Huawei might be famed for its feature-packed smartphones but now the Chinese firm is taking a shot at something totally different. Huawei recently announced the launch of its new Freebuds Studio wireless headphones which are going head-to-head with some pretty tough competition. Sony and Bose both rule the roost in this market with the WH-1000XM4s and Nose Cancelling 700s regarded as two of the best headphones money can buy.

To make things even harder for Huawei, Sony and Bose are about to be joined by Apple who recently confirmed the launch of its ultra-premium AirPods Max. So can really Huawei really compete in this highly competitive market and should you spend your hard-earned cash on the Freebuds Studio or opt something else? has been enjoying some top tunes and favourite playlists for the past few weeks and here are our thoughts on these latest music makers.

Huawei might be new to this wireless headphone market but they’ve certainly made an instant impression. Straight out of the box the Freebuds Studio feel exquisitely made with a style that’s not too dissimilar to the Bose’s brilliant NC 700s.

Huawei has used some premium materials to create these cans and there’s no question that they should survive many years squeezed inside your rucksack – something that’s helped by the tough case that’s bundled with the headphones. Place them on your ears and the good impressions continue with the Freebuds Studio feeling as comfy to wear as your favourite pair of slippers.

READ MORE: HomePod mini review: Apple’s new speaker is smaller, smarter and much cheaper

Huawei made big claims about the “super-soft” fit when they revealed the Freebuds Studio back in October and they have every right to boast as these are some of the most snug headphones we’ve worn in a while. Of course, being comfortable is important if you’re wearing them all day long but what’s more vital is how they sound.

Once again we have few complaints about the audio quality with plenty of bass and a decent level of clarity meaning you get punchy playback whilst still hearing all the vocals and each note from the track.

Things also aren’t distorted when pumping them up to the max.

If we were being really picky, we’d say the sound isn’t as refined as Sony’s award-winning WH-1000XM4s or the Bose 700s but we’re talking small differences that most people probably won’t notice.

As with most cans in this premium end of the market, the Freebuds Studio pack some clever noise-cancelling tech inside the over-ear cups.

We’ve been testing them during this long period of lockdown so it’s been tough to see how they’ll work when on a packed London tube or busy coffee shop but they certainly appear to offer a decent level of sound blocking. If you do want to hear the world around you then the ANC can be switched off or placed into an “Awareness Mode” which lets some background audio pierce through the music – that should make sure you don’t miss that last call for your flight. There’s even the option for it to automatically adjust in different environments.

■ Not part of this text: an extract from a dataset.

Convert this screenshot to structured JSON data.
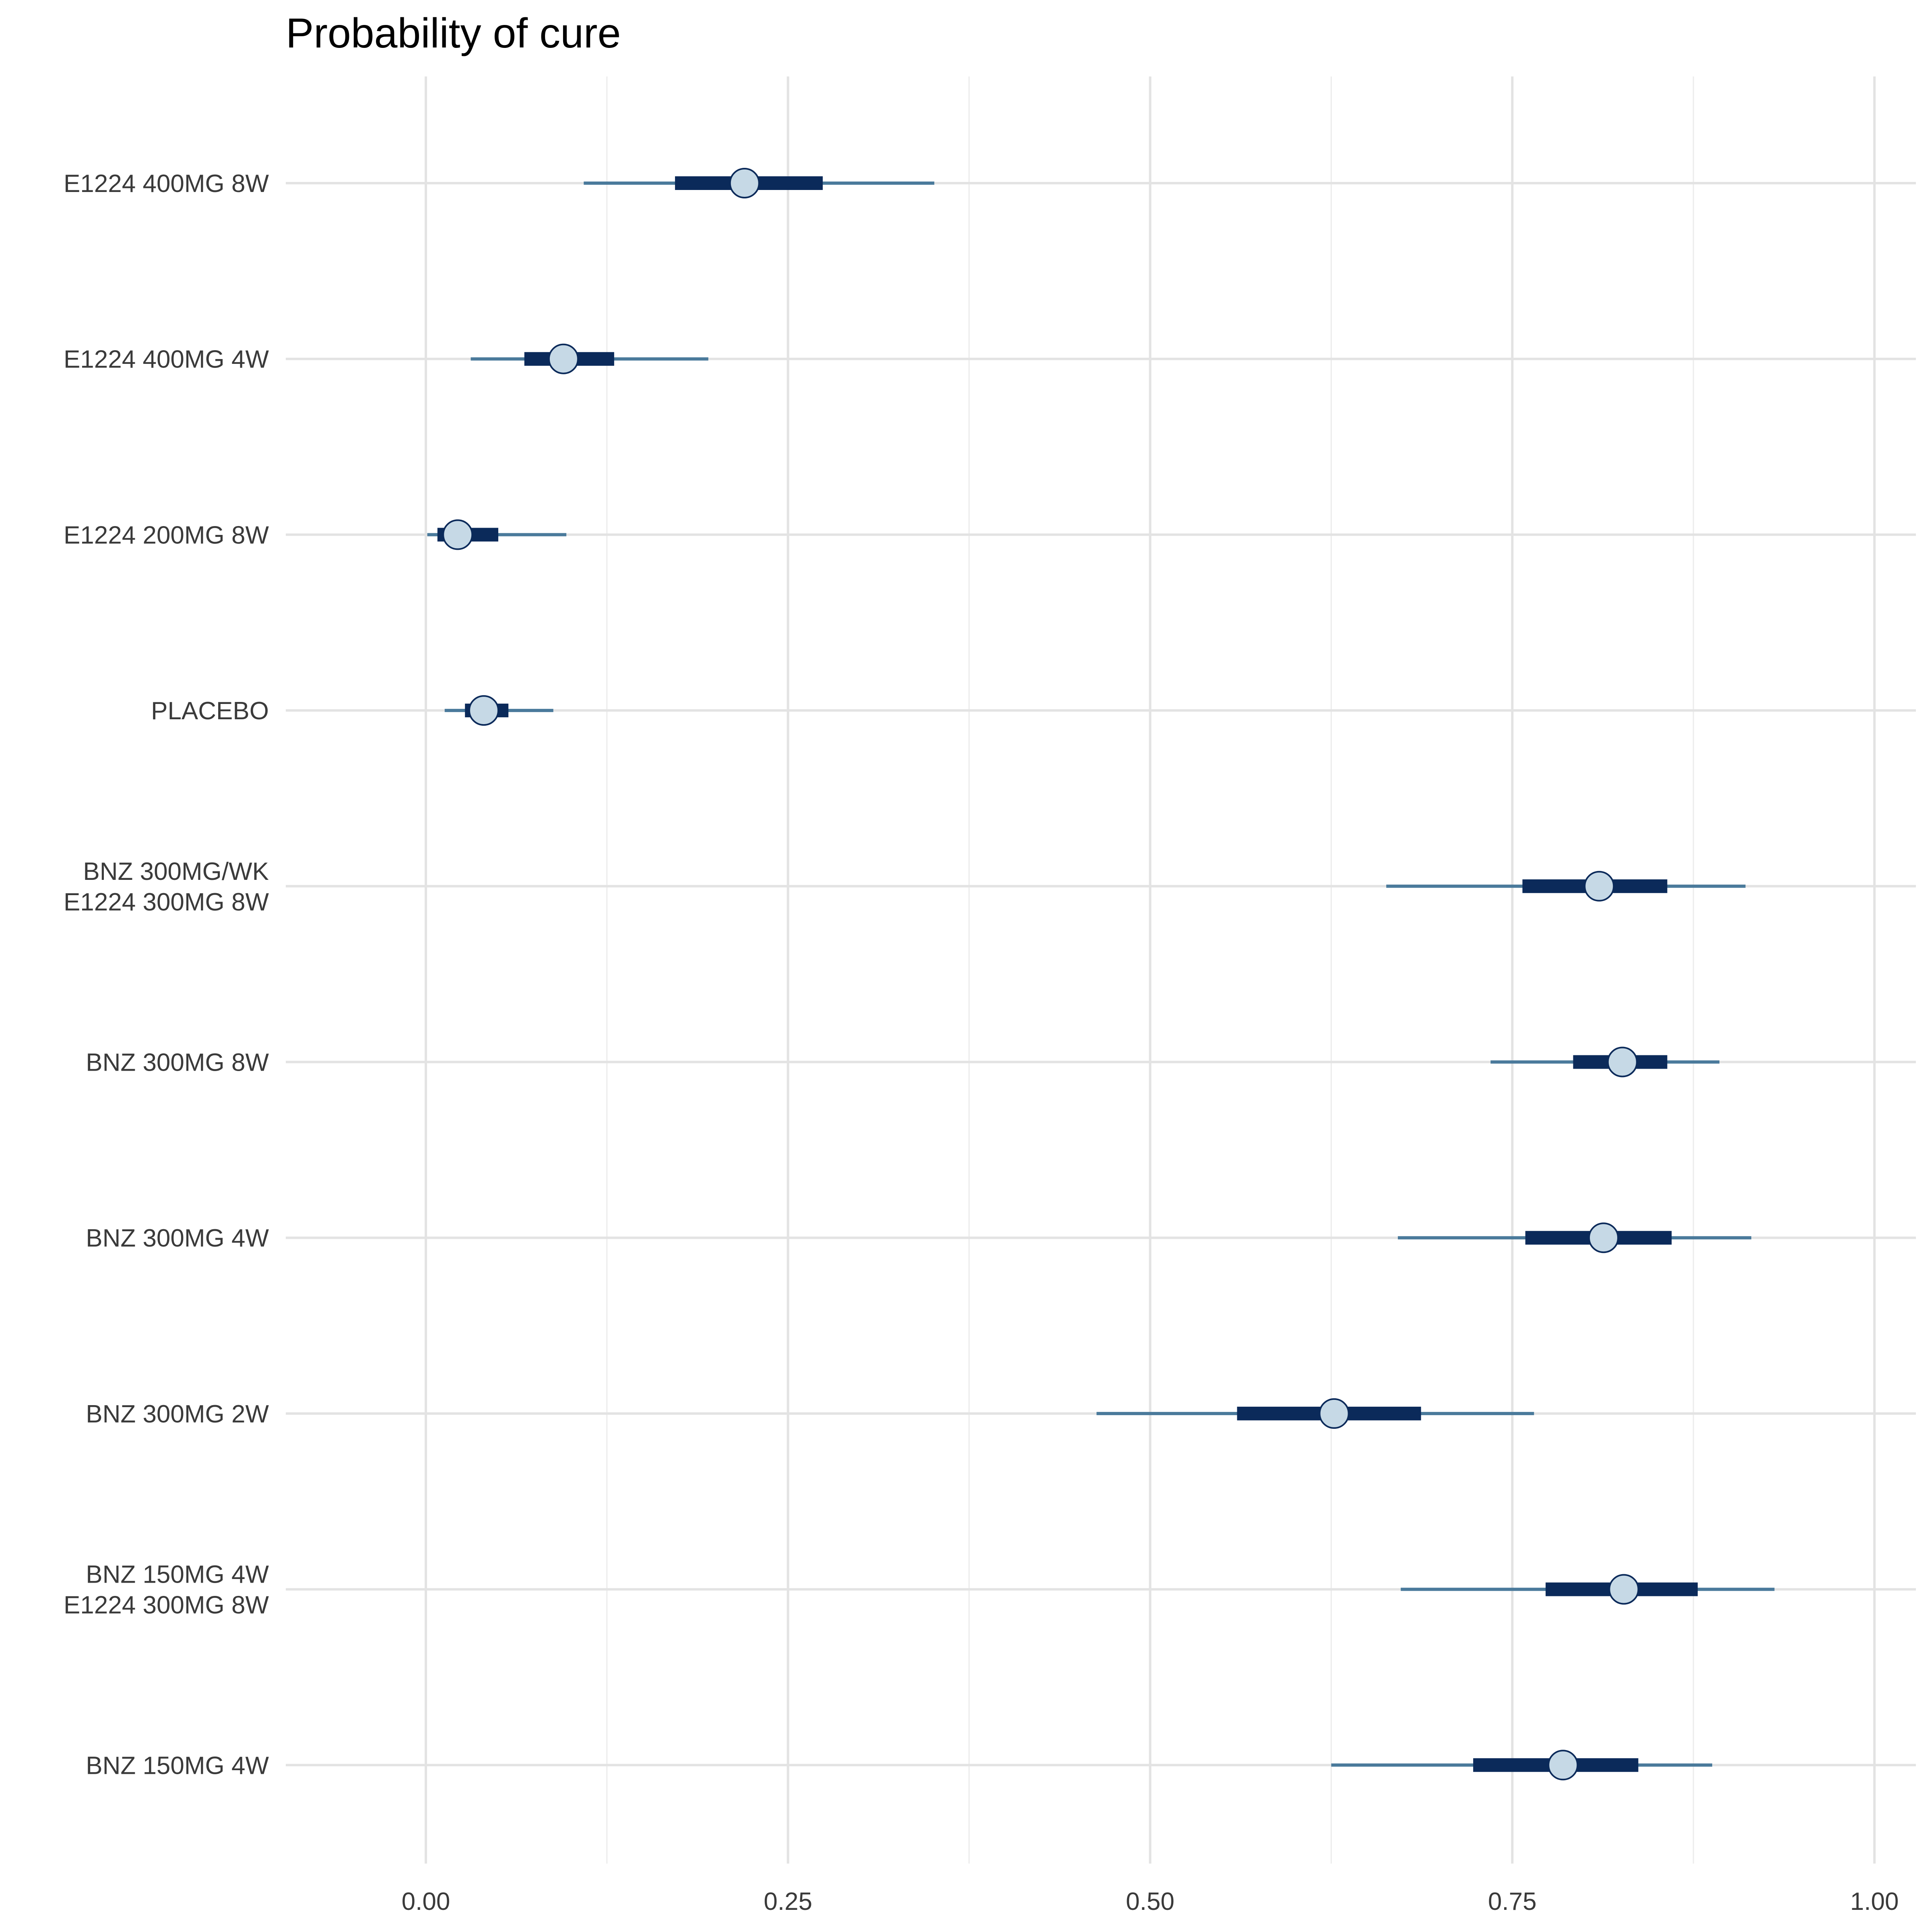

Along with that all-important active noise-cancelling, the headphones feature a decent 24-hour battery life which is really good but can’t quite match the 30 hours that Sony promises.

Luckily, when things do run low you can pump 8 hours of life back into them with just a 10-minute charge.

There are also full and intuitive swipe controls on the side of the headphones which can pump up the volume or skip tracks without needing to reach for your phone. All the usual voice assistants are also compatible.

So that’s everything that is good about the Freebuds Studio but what about the not so good?

There are a few niggles with these Hauwei cans including the fact that there’s no dedicated app.

Sony’s WH-1000XM4 headphones come with a comprehensive application which lets you tweak all manner of settings and control which devices you want them connected to.

There’s nothing similar from Huawei and you also only get the simple “Fast Pairing” option – which instantly connects them to your phone – if you own a recent Huawei device such as the P40 Pro.

Another annoyance is there’s no 3.5mm headphone port which means you won’t be able to plug them into the inflight entertainment on your next long-haul journey.

As we mentioned earlier, the battery life can’t quite match its rivals and, at launch, they were pretty pricey with owners expected to stump up almost £300 to grab a pair.

Luckily, Huawei may have seen the error of its ways with most stores reducing the Freebuds Studio to around £230 which makes them over £100 cheaper than the WH-1000XM4s.


The Freebuds Studio wireless headphones have certainly surprised us.

They look great, offer a superb build quality and a sound quality that’s up there with its rivals. The noise cancellation works well and the battery life will keep the tunes playing all day without needing a charge.

It’s a shame Huawei didn’t include a 3.5mm headphone port for a wired connection and the fact there’s no dedicated app does mean you can’t adjust the settings or fine-tune the sound to your liking.

At launch, they cost £299 which is simply way too much for these headphones but now the price has dropped by £70 they really do offer some seriously good value for money.

If you want to play it safe and have £349 in your bank account then we’d still recommend Sony’s WH-1000XM4 as these continue to be the best cans on the market.

But if you fancy giving something new a try then the Freebuds Studio wireless headphones are really good start from Huawei and that’s something its rivals probably don’t want to hear.